Les listes s’allongent en 2012

Jusqu’à l’Euro 2012, cette règle ne s’appliquait qu’en phase finale. Pour les autres matchs de compétition, c’est-à-dire ceux des phases qualificatives, la feuille de match pouvait contenir 18 noms, soit sept remplaçants. Mais quelques mois plus tôt, en mai 2011, la FIFA indiquait ceci dans son règlement pour des phases qualificatives à la Coupe du monde 2014 :

Article 17.3 La liste de départ peut comporter un maximum de 23 joueurs (11 titulaires et 12 remplaçants) par équipe. Les 11 premiers nommés doivent démarrer la rencontre ; les 12 autres sont désignés comme remplaçants. Les numéros figurant sur le maillot des joueurs doivent correspondre aux numéros indiqués sur la liste de départ (1 à 23 uniquement). Tous les gardiens de but et le capitaine doivent être identifiés comme tels. Trois joueurs doivent être des gardiens de but, le numéro un sur le maillot devant être réservé à l’un d’eux.
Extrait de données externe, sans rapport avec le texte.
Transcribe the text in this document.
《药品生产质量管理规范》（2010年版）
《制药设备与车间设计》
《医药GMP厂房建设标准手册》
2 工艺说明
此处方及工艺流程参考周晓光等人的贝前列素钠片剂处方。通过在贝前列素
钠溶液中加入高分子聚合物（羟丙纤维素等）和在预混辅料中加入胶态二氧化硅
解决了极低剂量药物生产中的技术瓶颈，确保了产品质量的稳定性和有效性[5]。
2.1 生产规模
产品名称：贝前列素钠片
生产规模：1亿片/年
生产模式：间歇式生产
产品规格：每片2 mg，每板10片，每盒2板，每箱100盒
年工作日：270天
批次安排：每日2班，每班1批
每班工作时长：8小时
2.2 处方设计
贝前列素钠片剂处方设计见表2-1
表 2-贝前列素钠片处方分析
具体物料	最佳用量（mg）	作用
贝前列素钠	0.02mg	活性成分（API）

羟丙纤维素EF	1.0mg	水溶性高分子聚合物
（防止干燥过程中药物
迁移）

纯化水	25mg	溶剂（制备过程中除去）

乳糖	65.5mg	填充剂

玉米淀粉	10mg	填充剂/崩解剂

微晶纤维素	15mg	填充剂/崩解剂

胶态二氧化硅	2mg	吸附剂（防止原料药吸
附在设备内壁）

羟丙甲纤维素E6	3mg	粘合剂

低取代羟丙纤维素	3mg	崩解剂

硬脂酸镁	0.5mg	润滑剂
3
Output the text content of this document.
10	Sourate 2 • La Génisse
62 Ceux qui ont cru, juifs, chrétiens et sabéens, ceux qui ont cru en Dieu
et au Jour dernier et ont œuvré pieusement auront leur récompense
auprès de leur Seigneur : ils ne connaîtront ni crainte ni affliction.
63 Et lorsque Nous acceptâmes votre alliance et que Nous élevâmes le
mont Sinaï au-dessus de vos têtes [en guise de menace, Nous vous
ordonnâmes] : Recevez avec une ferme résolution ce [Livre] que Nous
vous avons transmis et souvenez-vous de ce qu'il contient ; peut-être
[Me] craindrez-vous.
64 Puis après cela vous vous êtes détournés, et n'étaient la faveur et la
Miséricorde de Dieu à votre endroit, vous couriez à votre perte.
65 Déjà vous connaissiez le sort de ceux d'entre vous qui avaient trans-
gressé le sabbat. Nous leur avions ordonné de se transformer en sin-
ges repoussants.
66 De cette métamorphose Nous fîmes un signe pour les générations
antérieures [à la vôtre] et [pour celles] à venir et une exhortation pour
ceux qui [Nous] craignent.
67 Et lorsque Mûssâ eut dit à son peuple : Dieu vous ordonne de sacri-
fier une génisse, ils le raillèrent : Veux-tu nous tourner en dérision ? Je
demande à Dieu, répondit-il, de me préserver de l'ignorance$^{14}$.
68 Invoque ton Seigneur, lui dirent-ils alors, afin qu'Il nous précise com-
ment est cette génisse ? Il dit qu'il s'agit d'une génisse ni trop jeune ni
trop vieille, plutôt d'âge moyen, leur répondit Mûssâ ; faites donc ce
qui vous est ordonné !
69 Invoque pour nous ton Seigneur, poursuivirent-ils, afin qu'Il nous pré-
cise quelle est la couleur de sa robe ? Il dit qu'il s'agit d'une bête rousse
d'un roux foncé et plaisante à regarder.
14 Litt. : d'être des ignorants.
C’est donc Didier Deschamps qui inaugure cette possibilité en septembre 1992, au moment de faire sa liste pour les deux matchs en Finlande et contre la Biélorussie.

De cinq à dix abonnés au banc

Je me suis demandé combien de joueurs, parmi ces 23 convoqués, n’étaient jamais sortis du banc lors des trois heures de jeu. Et pour comparer sur la durée, j’ai fait le même travail lors des autres séries de deux matchs de compétitions consécutifs jusqu’à maintenant. Le cas s’est présenté huit fois : en septembre 2012 donc, en mars 2013 (Géorgie et Espagne), en septembre 2013 (Géorgie et Biélorussie), en novembre 2013 (Ukraine deux fois en barrages aller-retour), en octobre 2016 (Bulgarie et Pays-Bas), en août-septembre 2017 (Pays-Bas et Luxembourg), en octobre 2017 (Bulgarie et Biélorussie) et en septembre 2018 (Allemagne et Pays-Bas).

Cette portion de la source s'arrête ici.